Data Mining : Problem #5
Problem #5 = Problem #3
Let's return to problem #3, sequence mining. The problem is the same (either course enrollments or wikipedia categories), but this time you need to think -- and report -- more about what you, how you do it, and why you do it like that.
Contents of the work
You are supposed to implement an algorithm. (You may continue and improve your previous one, and you may use extend existing implementations in a non-trivial way.) Your algorithms should be based on sequence mining, not on frequent itemset mining. Your algorithm should follow the spirit of frequent pattern mining as described in the book, i.e., to explore the search space in a scalable manner (e.g., breadth-first search like in Apriori, depth-first search, FP-growth, or other approaches described in the book). Shortcuts using brute-force methods should not be used, even if they may work out with these relative small data sets.

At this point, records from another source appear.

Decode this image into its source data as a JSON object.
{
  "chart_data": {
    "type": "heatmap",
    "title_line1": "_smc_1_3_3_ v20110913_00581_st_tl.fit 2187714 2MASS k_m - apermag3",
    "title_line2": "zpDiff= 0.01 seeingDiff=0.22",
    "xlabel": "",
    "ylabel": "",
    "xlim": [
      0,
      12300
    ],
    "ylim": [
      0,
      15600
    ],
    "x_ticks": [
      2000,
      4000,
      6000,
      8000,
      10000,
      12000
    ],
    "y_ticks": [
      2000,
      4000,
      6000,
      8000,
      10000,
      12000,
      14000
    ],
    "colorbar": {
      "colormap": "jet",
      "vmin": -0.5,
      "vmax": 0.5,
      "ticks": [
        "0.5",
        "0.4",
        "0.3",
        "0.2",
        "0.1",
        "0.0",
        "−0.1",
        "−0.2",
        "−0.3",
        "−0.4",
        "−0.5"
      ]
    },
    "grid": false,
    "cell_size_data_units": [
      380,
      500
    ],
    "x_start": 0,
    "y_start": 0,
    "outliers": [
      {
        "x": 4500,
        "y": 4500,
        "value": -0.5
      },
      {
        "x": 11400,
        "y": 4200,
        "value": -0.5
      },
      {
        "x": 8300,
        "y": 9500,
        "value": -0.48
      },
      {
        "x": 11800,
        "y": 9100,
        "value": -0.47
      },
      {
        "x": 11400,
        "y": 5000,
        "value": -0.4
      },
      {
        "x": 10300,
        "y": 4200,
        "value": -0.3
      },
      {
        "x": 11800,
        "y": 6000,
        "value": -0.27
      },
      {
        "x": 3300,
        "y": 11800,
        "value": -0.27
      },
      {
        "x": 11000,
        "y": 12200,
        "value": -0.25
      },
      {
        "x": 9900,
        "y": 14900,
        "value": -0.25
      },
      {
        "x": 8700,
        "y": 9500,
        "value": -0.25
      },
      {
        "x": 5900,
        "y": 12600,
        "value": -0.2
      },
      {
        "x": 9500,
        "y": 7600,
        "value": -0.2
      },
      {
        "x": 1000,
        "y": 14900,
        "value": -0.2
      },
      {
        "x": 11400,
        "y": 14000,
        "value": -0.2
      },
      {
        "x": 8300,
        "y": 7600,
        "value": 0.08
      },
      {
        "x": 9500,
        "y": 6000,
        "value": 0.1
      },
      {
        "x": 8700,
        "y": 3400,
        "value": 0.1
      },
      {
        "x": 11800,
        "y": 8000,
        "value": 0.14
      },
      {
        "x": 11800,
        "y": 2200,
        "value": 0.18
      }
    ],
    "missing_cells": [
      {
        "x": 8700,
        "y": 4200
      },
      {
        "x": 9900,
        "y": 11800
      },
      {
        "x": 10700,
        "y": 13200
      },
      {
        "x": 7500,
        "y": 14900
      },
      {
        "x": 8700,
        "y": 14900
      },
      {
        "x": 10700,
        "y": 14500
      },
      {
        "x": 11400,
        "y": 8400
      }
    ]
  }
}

Alternatively, you may continue working on Problem #4 (species and environments). The general remarks and requirements hold. However, instead of sequence the emphasis is on clever use of continuous variables and hierarchies. The handling of at least either one should be built into the algorithm (especially candidate generation), not done simply as a pre-processing step.
Report
The report should define or at least describe in detail
- the pattern language used
- including a specification of when a pattern matches a data sequence
- the structure of the search space,
- including a specification of when a pattern is a subpattern of another one
- the candidate generation method (not the code, but the specification)
- including a justification for it, explaining issues such as coverage of all frequent patterns and efficiency
- the support counting procedure.
Pay attention that your implementation really works according to your specification!
Schedule
The specification part is submitted first, by Tue, 19 April. This is to help you focus on the problem first.
The rest of the report (including your solution to the problem and self-reflection of the group work) is submitted by Thu, 28 April.